Wednesday, February 22, 2023

Confirmation Bias: See What Is, Not What We Want to Believe

Adapted from my basketball blog: 

"If everything you see confirms your view of the world, you're doing it wrong. You're building a lawyer's case..." - Paul Krugman

Coaching is never boring. How can a job demanding excellence in organization, short-term and long-range decisions, teaching, communication, self-regulation, and more be easy? 

Three things is life are certain - death, taxes, and no coach has players and players' extended families who are completely satisfied. 

"She's turning the ball over too much. Why is she playing ahead of my kid?"

  • Are we seeing with our eyes or our heart?"
  • Are we ignoring strengths or overweighting negatives? 
  • Maybe the positives outweigh the negatives.
  • Maybe there's a "development" factor. Things are getting better. 
  • Maybe, for all her flaws, our child's are worse. 

The list goes on. Parents should advocate for our children. If not parents, then who will? I have no children or grandchildren playing competitively, so no paternity prism filters the light reaching my eyes. 


As coaches, accept that. But at the same time, the coach's job is doing what is best for the team. As Brad Stevens says, each day ask, "what does our team need now?"

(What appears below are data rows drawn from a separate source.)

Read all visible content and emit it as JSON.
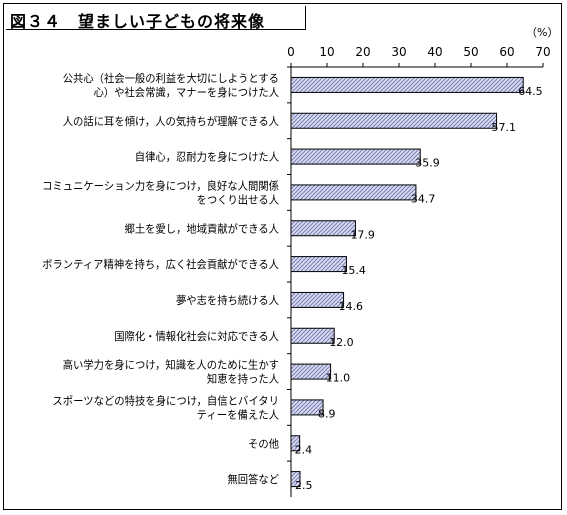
{
  "title": "図３４　望ましい子どもの将来像",
  "chart_data": {
    "type": "bar",
    "orientation": "horizontal",
    "unit": "（%）",
    "xlim": [
      0,
      70
    ],
    "ticks": [
      "0",
      "10",
      "20",
      "30",
      "40",
      "50",
      "60",
      "70"
    ],
    "grid": false,
    "categories": [
      [
        "公共心（社会一般の利益を大切にしようとする",
        "心）や社会常識，マナーを身につけた人"
      ],
      [
        "人の話に耳を傾け，人の気持ちが理解できる人"
      ],
      [
        "自律心，忍耐力を身につけた人"
      ],
      [
        "コミュニケーション力を身につけ，良好な人間関係",
        "をつくり出せる人"
      ],
      [
        "郷土を愛し，地域貢献ができる人"
      ],
      [
        "ボランティア精神を持ち，広く社会貢献ができる人"
      ],
      [
        "夢や志を持ち続ける人"
      ],
      [
        "国際化・情報化社会に対応できる人"
      ],
      [
        "高い学力を身につけ，知識を人のために生かす",
        "知恵を持った人"
      ],
      [
        "スポーツなどの特技を身につけ，自信とバイタリ",
        "ティーを備えた人"
      ],
      [
        "その他"
      ],
      [
        "無回答など"
      ]
    ],
    "values": [
      64.5,
      57.1,
      35.9,
      34.7,
      17.9,
      15.4,
      14.6,
      12.0,
      11.0,
      8.9,
      2.4,
      2.5
    ],
    "labels": [
      "64.5",
      "57.1",
      "35.9",
      "34.7",
      "17.9",
      "15.4",
      "14.6",
      "12.0",
      "11.0",
      "8.9",
      "2.4",
      "2.5"
    ],
    "bar_fill": "#c9cde8",
    "bar_stroke": "#000000"
  }
}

Everyone needs clarity. At the varsity level, winning and sustainable competitive advantage should be goals. How? 
  • Add value."Every day is player development day." Competition paired with development strengthens the program. 
  • Get buy in. Choose a consistent program philosophy and get everyone on the same page with it. 
  • "Character is job one." - Etorre Messina. Character forges commitment, discipline, empathy, sportsmanship, and teamwork. Coaches set the tone and model excellence. An abundance of rules won't make people better. Player ownership of team behaviors fashions maturity. If smoking and drinking take priority over basketball, then feel free to leave. 
  • "Obsess the product." The best players make everyone around them better and impact winning. Within that context, remember what Heat coach Erik Spoelstra says, "there is always a pecking order." Every player deserves coaching but every player may not get minutes every game. If the principal and the AD want it to be rec ball and everyone plays, then everyone in the community can't have championship aspirations. 
  • Consider more transparency if not "radical transparency." Without transparency, people speculate. "The coach doesn't like me" or "I'm not getting opportunities at practice." Coaches can't co-coach with parents, but when parents observe parts of practices, education, and the direction in which the team is headed, there is less diversity and extremism of opinion. Ray Dalio said, "I think the greatest tragedy of mankind is that people have ideas and opinions in their heads but don’t have a process for properly examining these ideas to find out what’s true. That creates a world of distortions. That’s relevant to what we do, and I think it’s relevant to all decision making." Know that, "Transparency generates trust in both consumers and employees."
There are problems with more objective self-assessment.
  • More objective people have higher rates of depression.
  • We see ourselves through a harsher light of reality. 
  • Objectivity can be soul-crushing for some. 
Finding balance between arrogance and doubt has a name - confidence. With a better process, consider outside opinions and both sides of an issue. Gain perspective and respect. Saying, "I hadn't thought of it that way" isn't always easy. 

Summary:
  • Add value.
  • Get buy in.
  • "Character is job one." - Etorre Messina. 
  • "Obsess the product." - Sarah Blakely
  • Consider more transparency.

Lagniappe (something extra). Build skill, physicality, and psychology (resilience/competitiveness).